FUNDAÇÃO E OBJETIVOS:

A preservação da paz e a promoção da colaboração entre todos os povos foi um dos objetivos de todas as cimeiras realizadas pelos Aliados. Estes objetivos foram confirmados na Conferência de Ialta e tiveram concretização na Conferência de S. Francisco, ainda em 1945, com a assinatura da Carta das Nações Unidas por 51 países envolvidos na Segunda Guerra Mundial. Nesta Carta explanam-se os objetivos que presidiram à sua criação:

Capítulo I – FINS E PRINCÍPIOS

Artigo 1

Os fins das Nações Unidas são:

  1.  Manter a paz e a segurança internacionais e para isso: tomar, coletivamente, medidas efetivas para evitar ameaças à paz e reprimir os atos de agressão, ou outra qualquer rutura de paz e chegar, por meios pacíficos, e em conformidade com os princípios da justiça e do direito internacional, a um ajuste ou solução das controvérsias ou situações que possam levar a uma perturbação da paz;
  2. Desenvolver relações de amizade entre as nações baseadas no respeito do princípio da igualdade de direitos e da autodeterminação dos povos e tomar outras medidas apropriadas ao fortalecimento da paz universal;
  3. Conseguir uma cooperação internacional para resolver os problemas internacionais de caráter económico, social, cultural ou humanitário, e para promover e estimular o respeito pelos direitos humanos e pelas liberdades fundamentais para todos sem distinção de raça, sexo, língua ou religião;
  4. Ser um centro destinado a harmonizar a ação das nações para a consecução desses objetivos comuns.
Carta das Nações Unidas, 26 de junho de 1945 (excerto)

ORGANOGRAMA DA ONU

 

BALANÇO DA AÇÃO DA ONU:

No decorrer da sua existência, a ONU tem encontrado problemas na sua atuação, e os objetivos definidos em S. Francisco não têm sido completamente cumpridos. Com efeito, não conseguiu evitar a eclosão e o prolongamento de violentos conflitos regionais, ou assumiu posições ambíguas e até demagógicas na salvaguarda dos interesses das grandes potências, o que lançou a instituição em situação de algum descrédito. Como causa da sua relativa ineficácia, podemos apontar:

– o peso da máquina burocrática e a delicadeza dos problemas em que é necessário intervir;

– o facto de a aprovação das resoluções depender do acordo dos membros que têm assento permanente no Conselho de Segurança, na prática, as superpotências.
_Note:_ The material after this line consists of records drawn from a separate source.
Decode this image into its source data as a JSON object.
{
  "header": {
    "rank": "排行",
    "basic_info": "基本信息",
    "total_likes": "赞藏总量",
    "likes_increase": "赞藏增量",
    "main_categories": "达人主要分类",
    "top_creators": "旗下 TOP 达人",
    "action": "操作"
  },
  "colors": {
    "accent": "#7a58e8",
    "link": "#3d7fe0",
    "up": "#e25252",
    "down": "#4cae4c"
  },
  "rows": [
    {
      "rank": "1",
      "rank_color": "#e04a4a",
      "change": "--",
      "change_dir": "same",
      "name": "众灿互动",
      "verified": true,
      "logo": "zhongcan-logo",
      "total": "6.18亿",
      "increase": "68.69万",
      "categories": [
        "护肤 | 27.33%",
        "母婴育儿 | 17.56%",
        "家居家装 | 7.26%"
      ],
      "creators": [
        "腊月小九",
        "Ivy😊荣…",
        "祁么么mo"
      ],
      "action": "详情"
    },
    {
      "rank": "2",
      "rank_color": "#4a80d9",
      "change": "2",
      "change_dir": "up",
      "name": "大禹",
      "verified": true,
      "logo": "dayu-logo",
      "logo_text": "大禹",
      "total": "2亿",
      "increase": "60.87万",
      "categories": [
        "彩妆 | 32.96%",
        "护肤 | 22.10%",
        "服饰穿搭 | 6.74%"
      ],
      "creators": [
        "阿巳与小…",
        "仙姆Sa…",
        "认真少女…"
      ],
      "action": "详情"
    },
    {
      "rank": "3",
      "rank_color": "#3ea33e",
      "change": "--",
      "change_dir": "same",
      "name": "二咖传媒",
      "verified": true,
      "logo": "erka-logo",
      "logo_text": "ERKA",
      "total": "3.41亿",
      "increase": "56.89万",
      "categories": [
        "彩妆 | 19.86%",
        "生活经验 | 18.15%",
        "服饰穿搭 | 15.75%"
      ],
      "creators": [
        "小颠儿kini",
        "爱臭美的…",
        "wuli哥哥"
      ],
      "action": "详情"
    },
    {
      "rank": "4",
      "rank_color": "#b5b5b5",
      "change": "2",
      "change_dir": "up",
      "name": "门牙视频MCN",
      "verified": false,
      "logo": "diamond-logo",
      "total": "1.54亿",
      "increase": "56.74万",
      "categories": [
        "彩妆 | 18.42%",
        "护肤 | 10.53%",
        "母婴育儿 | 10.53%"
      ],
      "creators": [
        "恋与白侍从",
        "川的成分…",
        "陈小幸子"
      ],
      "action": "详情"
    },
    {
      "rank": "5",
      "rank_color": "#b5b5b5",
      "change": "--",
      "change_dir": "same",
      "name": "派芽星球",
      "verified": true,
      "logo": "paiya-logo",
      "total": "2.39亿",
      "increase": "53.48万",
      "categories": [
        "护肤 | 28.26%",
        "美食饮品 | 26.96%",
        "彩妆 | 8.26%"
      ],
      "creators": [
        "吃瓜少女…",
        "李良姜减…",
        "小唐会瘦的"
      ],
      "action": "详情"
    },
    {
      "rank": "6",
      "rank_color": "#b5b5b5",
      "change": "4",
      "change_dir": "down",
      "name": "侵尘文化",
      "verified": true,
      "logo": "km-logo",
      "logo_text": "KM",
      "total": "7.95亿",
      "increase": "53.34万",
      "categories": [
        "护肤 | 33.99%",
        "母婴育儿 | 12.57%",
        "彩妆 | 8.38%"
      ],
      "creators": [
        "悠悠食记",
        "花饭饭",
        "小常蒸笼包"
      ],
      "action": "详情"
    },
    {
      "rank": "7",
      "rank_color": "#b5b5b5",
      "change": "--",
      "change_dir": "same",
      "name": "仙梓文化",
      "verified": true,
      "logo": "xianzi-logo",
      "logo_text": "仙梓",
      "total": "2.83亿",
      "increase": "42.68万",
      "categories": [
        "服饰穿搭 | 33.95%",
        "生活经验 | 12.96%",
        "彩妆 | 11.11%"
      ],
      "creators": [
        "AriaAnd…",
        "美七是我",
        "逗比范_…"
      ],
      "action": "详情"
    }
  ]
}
Temos, no entanto, de registar que o mundo, atualmente, não seria o mesmo sem a intervenção da ONU. A sua ação foi e continua a ser inegavelmente meritória:

  • no apoio à descolonização após os anos 60;
  • na criação de zonas livres de armas nucleares;
  • na busca de plataformas de entendimento entre todas as nações do Mundo, através da promoção de contatos diplomáticos, de forma a evitar a eclosão ou alastramento dos conflitos (com muitos êxitos conseguidos);
  • no levantamento dos gravíssimos problemas que afetam o planeta, em geral, e dos países subdesenvolvidos, em particular, e procura de soluções através da promoção da ajuda internacional.